Introduction
Asthma is the most common chronic disease in children1 and it is defined as an obstructive and often underlying airway inflammatory disease 2. In allergic asthma, allergen exposure and allergic reaction leads to type 2 (T2) inflammation 3 and clinical available markers to measure possible inflammation are exhaled nitric oxide (FENO), immunoglobulin E (IgE) sensitization and blood eosinophils 3,4.
FENO is easy to measure, and its level corresponds directly with asthma and inflammation in the bronchial epithelium5. It is widely used in clinical care and is introduced to reflect asthma with T2 inflammation mediated by allergic reactions, eosinophilia and production of allergen-specific IgE antibodies 6. FENO can therefore aid asthma diagnosis, and, if correctly applied and interpreted, identify patients at risk of exacerbation 7. In clinical practice, generalized cut-off values of FENO have so far been difficult to translate to individual patients due to unknown contribution of factors that influence the FENO value, such as allergen-specific IgE level, blood eosinophil counts8, tobacco smoke 9, upper airway infection, age, and height 10.

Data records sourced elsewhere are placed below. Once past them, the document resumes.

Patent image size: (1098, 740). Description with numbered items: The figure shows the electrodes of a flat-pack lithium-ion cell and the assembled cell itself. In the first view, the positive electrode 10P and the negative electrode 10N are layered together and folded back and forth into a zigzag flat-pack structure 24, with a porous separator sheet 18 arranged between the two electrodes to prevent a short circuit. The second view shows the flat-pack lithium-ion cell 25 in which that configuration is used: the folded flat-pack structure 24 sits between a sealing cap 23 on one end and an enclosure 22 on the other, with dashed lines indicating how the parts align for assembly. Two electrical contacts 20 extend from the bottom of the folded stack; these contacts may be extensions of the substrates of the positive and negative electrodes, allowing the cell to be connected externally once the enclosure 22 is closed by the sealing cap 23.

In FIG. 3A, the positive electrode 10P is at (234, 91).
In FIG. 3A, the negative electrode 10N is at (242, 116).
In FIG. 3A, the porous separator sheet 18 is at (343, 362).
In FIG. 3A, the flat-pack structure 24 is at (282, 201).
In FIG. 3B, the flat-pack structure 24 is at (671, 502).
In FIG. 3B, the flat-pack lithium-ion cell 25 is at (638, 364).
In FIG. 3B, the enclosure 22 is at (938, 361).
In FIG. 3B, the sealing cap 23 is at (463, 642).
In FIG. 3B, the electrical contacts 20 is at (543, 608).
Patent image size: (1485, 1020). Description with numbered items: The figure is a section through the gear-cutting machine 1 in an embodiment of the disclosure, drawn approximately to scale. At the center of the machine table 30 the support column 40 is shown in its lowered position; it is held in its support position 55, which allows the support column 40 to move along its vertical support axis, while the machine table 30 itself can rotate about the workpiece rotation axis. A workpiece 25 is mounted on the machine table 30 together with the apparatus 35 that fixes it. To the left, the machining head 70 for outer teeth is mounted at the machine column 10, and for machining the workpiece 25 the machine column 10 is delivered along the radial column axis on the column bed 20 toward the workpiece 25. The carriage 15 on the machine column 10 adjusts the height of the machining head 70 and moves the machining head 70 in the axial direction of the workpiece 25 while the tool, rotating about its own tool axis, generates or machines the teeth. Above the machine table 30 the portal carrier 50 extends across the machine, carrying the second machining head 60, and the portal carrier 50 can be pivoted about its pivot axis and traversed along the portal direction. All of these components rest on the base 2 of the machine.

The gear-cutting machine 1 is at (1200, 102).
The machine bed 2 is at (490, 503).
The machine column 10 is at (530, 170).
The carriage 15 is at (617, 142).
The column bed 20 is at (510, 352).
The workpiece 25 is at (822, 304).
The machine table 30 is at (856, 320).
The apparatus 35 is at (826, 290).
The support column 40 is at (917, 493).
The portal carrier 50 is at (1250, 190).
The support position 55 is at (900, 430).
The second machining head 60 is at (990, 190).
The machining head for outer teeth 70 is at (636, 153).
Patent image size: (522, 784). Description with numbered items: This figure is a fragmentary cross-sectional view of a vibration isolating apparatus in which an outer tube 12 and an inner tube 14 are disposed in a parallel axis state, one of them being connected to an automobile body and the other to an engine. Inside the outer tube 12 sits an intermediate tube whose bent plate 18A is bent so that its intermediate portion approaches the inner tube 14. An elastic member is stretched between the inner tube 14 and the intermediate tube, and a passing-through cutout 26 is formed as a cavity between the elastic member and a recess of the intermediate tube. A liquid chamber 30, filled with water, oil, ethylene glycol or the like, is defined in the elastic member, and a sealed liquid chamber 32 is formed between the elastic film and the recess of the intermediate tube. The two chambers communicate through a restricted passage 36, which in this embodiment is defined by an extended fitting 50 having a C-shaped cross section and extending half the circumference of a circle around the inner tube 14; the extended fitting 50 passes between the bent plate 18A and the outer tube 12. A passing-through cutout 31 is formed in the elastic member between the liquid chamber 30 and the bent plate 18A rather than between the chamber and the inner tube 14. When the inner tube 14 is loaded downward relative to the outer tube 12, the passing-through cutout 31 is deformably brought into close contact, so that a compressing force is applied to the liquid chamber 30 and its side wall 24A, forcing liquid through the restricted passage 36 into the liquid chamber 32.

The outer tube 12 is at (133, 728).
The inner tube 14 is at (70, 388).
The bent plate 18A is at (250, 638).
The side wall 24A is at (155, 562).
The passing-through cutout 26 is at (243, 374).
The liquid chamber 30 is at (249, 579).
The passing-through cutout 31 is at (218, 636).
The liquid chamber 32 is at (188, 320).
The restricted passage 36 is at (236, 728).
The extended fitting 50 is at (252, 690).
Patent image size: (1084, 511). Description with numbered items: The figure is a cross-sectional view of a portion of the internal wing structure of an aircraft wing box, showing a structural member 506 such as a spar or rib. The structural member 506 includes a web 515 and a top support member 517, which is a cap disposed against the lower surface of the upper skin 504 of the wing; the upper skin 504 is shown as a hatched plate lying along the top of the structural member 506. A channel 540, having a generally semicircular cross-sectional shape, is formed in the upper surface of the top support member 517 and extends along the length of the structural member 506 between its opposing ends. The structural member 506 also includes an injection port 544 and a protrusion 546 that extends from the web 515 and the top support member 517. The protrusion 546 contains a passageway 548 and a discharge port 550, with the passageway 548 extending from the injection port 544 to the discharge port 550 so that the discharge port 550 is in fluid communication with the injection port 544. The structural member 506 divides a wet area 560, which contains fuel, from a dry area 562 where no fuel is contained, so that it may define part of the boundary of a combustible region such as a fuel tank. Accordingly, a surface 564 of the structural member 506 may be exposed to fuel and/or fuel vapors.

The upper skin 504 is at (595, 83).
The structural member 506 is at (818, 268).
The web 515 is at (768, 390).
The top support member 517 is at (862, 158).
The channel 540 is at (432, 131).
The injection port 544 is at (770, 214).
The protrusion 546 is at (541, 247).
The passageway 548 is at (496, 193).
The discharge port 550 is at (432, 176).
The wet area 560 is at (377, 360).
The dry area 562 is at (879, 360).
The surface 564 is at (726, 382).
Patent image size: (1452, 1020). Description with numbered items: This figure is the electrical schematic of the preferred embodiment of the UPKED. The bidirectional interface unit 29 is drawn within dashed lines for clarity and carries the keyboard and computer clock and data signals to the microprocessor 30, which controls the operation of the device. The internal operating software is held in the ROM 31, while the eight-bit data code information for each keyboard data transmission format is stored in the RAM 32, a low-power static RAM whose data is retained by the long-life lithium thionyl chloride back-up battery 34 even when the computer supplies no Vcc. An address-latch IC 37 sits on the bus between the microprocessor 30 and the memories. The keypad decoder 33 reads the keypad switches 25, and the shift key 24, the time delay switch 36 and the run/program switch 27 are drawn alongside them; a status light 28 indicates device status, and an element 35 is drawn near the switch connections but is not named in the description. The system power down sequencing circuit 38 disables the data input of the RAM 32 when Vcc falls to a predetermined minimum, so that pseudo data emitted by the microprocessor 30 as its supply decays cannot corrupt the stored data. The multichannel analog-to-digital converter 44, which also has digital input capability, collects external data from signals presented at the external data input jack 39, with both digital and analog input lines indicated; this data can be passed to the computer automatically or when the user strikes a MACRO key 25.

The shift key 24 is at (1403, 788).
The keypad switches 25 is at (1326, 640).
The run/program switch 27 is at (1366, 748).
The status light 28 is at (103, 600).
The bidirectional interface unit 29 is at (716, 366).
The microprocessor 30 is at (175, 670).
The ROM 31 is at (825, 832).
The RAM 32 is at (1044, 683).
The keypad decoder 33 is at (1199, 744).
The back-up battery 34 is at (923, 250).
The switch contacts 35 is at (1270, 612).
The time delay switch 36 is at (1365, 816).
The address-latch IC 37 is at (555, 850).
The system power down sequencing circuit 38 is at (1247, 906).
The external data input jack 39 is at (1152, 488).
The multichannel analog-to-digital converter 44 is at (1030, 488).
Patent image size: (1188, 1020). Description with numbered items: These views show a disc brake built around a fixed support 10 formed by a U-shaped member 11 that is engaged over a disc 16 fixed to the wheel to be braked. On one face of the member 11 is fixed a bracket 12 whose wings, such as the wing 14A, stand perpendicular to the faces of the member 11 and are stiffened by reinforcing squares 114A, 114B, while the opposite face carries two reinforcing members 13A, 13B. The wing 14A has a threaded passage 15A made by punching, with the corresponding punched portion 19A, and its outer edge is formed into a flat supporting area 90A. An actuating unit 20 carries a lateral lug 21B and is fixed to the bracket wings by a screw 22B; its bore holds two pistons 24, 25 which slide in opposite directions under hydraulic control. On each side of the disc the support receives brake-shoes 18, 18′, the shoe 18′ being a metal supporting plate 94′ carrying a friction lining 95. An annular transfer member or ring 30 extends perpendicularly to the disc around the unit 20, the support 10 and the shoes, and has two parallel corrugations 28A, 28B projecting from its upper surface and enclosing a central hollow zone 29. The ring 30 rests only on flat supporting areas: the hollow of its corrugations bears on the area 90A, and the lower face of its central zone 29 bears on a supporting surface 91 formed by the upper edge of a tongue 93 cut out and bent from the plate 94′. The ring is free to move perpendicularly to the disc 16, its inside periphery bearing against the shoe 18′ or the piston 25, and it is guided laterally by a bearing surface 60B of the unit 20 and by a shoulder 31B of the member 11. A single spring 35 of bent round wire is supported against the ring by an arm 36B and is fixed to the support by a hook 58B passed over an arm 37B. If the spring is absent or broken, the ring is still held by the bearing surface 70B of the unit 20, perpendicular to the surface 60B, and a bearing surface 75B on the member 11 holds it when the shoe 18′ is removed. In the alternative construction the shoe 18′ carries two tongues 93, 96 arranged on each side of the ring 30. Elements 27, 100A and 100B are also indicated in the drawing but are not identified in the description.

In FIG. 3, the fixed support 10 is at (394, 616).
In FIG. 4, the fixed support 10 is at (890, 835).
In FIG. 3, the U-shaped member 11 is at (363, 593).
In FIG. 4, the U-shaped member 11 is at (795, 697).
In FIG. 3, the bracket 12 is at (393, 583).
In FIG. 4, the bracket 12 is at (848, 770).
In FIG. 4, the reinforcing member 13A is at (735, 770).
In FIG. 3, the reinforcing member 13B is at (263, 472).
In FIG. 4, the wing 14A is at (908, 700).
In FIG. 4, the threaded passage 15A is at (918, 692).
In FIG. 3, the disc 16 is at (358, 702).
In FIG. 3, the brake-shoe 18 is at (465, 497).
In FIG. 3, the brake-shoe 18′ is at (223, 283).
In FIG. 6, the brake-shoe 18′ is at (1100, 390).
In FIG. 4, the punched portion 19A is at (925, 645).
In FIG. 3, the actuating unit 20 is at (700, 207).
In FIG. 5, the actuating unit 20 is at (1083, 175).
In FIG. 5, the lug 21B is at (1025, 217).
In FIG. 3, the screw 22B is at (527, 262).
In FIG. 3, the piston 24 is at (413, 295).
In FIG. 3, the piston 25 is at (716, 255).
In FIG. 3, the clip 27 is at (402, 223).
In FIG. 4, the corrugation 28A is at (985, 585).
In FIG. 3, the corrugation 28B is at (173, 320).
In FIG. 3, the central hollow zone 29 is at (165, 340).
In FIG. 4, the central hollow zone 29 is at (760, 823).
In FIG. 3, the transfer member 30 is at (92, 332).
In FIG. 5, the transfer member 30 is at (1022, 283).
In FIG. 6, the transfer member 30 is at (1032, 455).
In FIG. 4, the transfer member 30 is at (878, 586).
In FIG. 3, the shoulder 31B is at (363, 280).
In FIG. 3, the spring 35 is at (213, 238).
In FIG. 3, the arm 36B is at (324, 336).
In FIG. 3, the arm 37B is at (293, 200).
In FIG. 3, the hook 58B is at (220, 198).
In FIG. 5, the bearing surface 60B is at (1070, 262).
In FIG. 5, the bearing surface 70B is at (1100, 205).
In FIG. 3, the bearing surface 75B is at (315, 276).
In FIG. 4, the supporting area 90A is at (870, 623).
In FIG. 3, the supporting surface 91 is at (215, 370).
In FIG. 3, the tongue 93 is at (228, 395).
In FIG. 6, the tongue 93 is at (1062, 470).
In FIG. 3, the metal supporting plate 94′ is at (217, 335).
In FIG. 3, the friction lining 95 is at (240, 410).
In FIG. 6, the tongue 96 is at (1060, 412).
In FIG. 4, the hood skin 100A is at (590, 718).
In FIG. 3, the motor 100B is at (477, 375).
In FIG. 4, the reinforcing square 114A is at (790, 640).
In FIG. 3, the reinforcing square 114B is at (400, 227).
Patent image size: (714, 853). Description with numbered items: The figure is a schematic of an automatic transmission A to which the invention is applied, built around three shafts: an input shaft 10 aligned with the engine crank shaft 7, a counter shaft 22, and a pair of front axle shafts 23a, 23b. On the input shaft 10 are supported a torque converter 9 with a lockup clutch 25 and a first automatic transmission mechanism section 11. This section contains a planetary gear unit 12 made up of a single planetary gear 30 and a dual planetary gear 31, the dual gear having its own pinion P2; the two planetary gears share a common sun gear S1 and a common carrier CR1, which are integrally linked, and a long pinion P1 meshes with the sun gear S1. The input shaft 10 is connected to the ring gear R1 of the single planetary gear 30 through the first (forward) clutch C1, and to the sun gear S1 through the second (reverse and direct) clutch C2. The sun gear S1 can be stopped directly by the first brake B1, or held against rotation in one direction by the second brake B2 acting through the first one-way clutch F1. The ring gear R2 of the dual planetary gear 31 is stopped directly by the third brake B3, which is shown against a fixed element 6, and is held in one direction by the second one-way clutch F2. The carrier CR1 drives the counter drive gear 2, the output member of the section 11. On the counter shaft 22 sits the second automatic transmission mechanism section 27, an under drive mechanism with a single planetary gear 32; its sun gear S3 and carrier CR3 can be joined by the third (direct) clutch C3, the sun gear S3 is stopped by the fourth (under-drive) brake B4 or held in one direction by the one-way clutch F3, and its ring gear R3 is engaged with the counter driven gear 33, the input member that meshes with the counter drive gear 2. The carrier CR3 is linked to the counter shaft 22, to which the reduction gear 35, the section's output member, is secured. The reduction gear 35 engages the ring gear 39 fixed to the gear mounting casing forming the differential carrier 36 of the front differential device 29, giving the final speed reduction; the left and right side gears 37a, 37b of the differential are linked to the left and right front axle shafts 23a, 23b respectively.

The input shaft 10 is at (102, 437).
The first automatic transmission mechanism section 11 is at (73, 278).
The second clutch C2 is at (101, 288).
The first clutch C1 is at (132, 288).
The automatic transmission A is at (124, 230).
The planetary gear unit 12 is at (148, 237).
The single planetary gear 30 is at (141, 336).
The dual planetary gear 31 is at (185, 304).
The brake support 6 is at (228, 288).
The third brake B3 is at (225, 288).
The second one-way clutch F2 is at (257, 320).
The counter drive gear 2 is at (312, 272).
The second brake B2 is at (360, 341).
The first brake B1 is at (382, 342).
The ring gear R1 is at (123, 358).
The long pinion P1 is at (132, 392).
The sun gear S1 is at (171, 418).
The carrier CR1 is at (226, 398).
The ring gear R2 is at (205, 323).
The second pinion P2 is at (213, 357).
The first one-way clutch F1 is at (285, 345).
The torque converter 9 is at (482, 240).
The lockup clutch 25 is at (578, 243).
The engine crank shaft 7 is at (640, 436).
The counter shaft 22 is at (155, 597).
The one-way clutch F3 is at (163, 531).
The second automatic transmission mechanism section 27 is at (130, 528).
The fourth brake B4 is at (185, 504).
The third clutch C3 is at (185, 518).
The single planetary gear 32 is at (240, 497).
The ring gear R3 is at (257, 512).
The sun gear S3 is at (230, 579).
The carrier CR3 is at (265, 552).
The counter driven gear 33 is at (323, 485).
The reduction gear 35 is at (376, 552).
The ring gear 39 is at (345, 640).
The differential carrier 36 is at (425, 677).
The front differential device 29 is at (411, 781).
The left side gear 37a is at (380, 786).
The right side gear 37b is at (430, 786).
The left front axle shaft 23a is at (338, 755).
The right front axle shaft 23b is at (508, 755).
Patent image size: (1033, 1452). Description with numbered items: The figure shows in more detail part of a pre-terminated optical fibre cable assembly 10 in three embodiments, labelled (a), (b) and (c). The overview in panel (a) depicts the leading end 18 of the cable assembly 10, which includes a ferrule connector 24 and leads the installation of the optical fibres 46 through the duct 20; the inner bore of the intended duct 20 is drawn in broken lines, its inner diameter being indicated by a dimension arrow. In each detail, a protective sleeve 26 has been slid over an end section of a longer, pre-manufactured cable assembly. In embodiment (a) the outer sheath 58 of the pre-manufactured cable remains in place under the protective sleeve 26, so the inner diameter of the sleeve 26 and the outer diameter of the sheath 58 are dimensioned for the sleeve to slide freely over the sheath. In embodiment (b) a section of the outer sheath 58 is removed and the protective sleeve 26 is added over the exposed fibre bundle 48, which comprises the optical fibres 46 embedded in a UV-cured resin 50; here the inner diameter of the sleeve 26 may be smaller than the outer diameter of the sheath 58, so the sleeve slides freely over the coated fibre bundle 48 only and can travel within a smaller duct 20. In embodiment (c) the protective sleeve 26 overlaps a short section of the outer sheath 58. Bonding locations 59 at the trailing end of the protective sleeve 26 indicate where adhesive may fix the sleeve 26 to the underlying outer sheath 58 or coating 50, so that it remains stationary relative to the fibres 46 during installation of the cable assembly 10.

The interest of measuring the number of blood eosinophils has increased in recent years since the introduction of anti-interleukin-5 therapy for severe eosinophil asthma 11. High blood eosinophils appear to be related to poor asthma control, hospitalisation12 and reduced lung function development in adults13. Hence, both FENO and blood eosinophil count reflects ongoing T2 inflammation. However, the different mechanisms involved in regulating these biomarkers seems different. FENO levels is activated by interleukin-4/-13 and blood eosinophil count by interleukin-5 14. The inflammatory contribution of blood eosinophil counts on the asthma-FENO association is not completely understood and debated 12. IgE is an important clinical biomarker, which is often involved in the inflammation associated with atopic asthma, the most common form of asthma in children 15. The airway inflammation involved in atopic asthma is recognized with both increased total IgE concentration and an elevated FENO fraction, as well as activation of eosinophilic granulocytes 15,16. In sensitized children, blood eosinophil count have been shown to be associated with increased level of FENO 17. Still, the relative contribution of allergen-specific IgE level and blood eosinophil count on FENO in children with asthma is not established.
Twin studies provide a unique method for determining the contribution of genetic and environmental sources of variation in a disease or phenotype18. The multivariate twin design can aid in the estimation of the same genetic and/or environmental factors influence different diseases and intermediate phenotypes 19. This can broaden our understanding of asthma biomarkers and inform gene-mapping efforts 20. We have previously shown that the association between asthma and FENO was mainly explained by genetics and sensitization 21. Therefore, our goal here was to further disentangle the association between asthma and FENO, by estimate the relative contribution of genetic and/or environmental effects from both allergen-specific IgE level and blood eosinophils. These potential shared genetic origins and environmental contributions will be studied in a multivariate twin study, thereby avoiding inflated type 1 error by multiple testing.